Figure 62. The “Monitor” tab updates the test’s progress.

Figure 63 shows the screen after a successful test; note how blazingly fast the replication happens; there are 67 live VMs that get replicated in about a minute by the VMstore. This is made possible because the VMstore replicates only changed blocks after deduplication and compression.

Figure 63. Note how quickly all 67 virtual machines have been replicated by the VMstore.

Figure 64, from the Tintri GUI, also shows how little impact the replication process has had on the protected VMstore, even if it’s set to replicate every 15 minutes and there are 67 extremely active VMs.

Figure 64. Replication doesn’t impact VMstore very much.

After a test, don’t forget to press the Cleanup button (Figure 65), or DR won’t work correctly. A cleanup, among other things, removes the test network from the recovery site.

Figure 65. Beginning the important cleanup phase.

A recovery plan should only be actually run if there’s some kind of event at the primary (protected) site that mandates it. A recovery plan should not be run for testing purposes; that’s what the Test feature (described in the previous section) is for.

If you do run a recovery plan, the recovery site will completely take over and the VMs in the protected site will be taken down.

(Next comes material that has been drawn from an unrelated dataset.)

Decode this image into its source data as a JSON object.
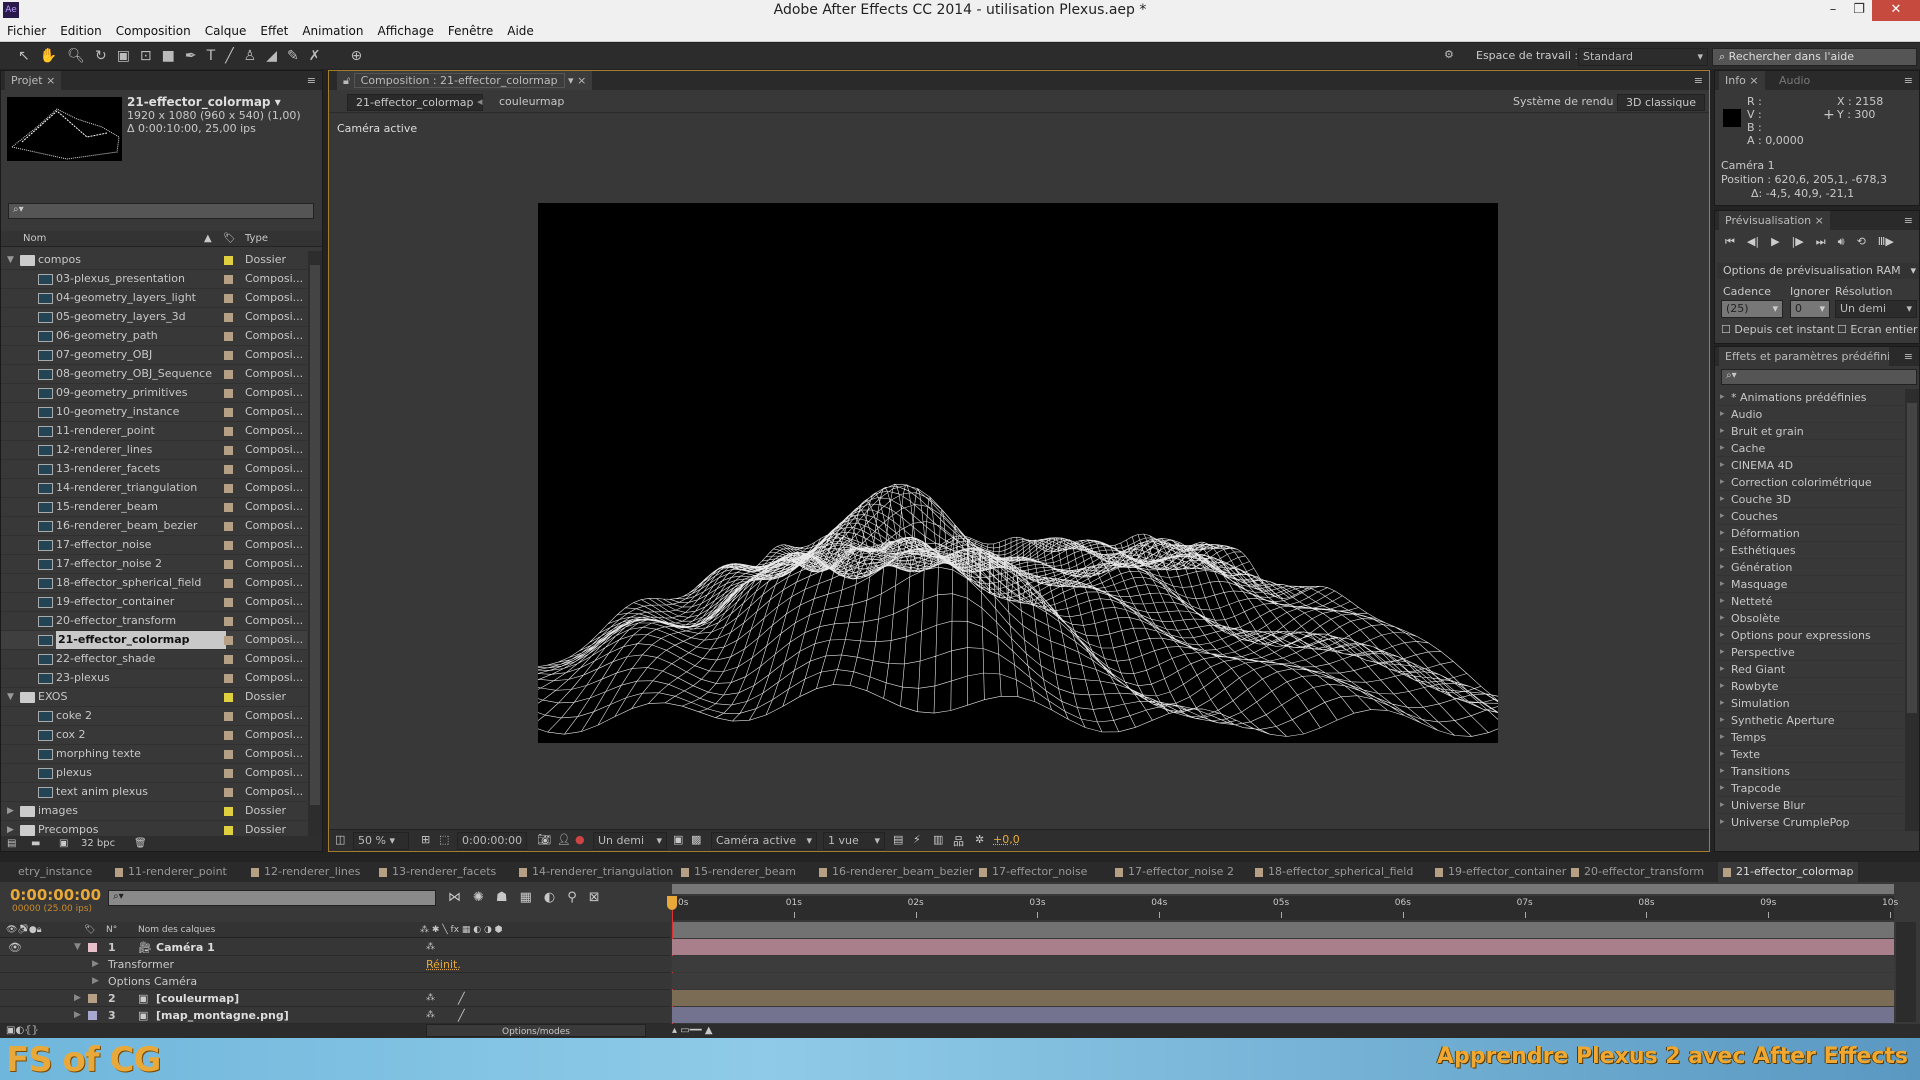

Even if there’s an actual DR situation (the protected site goes down hard), you will still need to run the recovery plan as soon as you get the chance. This is because the recovery plan process does a lot of housekeeping items that don’t necessarily get performed automatically if the protected site goes down.

The only difference is that when you run the recovery plan in a DR situation (rather than a planned migration), you select a different option when you trigger it, as shown in Figure 66.

Figure 66. Make sure to check the proper recovery type.

Figure 67. Confirm the recovery plan for Site Recovery Manager.

SRM needs confirmation before proceeding, as seen in Figure 67.

(DR and planned migrations were tested in writing this document.)

In the DR case, the recovery site was running recovered VMs in fewer than two minutes after the plug was pulled on the protected site.

The whole recovery plan process (including housekeeping) took about four minutes in both cases.

After a recovery plan has completed (successfully), the failback to the protected site is performed by clicking the “Reprotect” button, shown in Figure 68.

Figure 68. Failback to the protected site.

With SRM and Tintri, pressing the button will perform the reversal fully automatically; the replication will automatically be reversed, as shown in the vSphere Web Client (Figure 69).

Figure 69. The vSphere view of the completed recovery.

Figure 70. The Tintri view of the same recovery.

It will also be shown in the Tintri GUI; Figure 70 shows what the recovery site VMstore looks like (note the “State” shows “FailoverPrimary”). The protected site VMstore in Figure 71 shows a state of “FailoverFormerPrimaryExpectingReverse”.

Figure 71. The protected site VMstore, with the updated State.

Tintri VMstore was designed from the ground up for virtualization and cloud workloads, and purpose-built to take full advantage of flash technology.

Tintri’s legendary ease of use and low TCO now extends to VMware SRM, too: you can have your SRM- based DR environment up and running in mere minutes, with low maintenance and an unbeatably low TCO.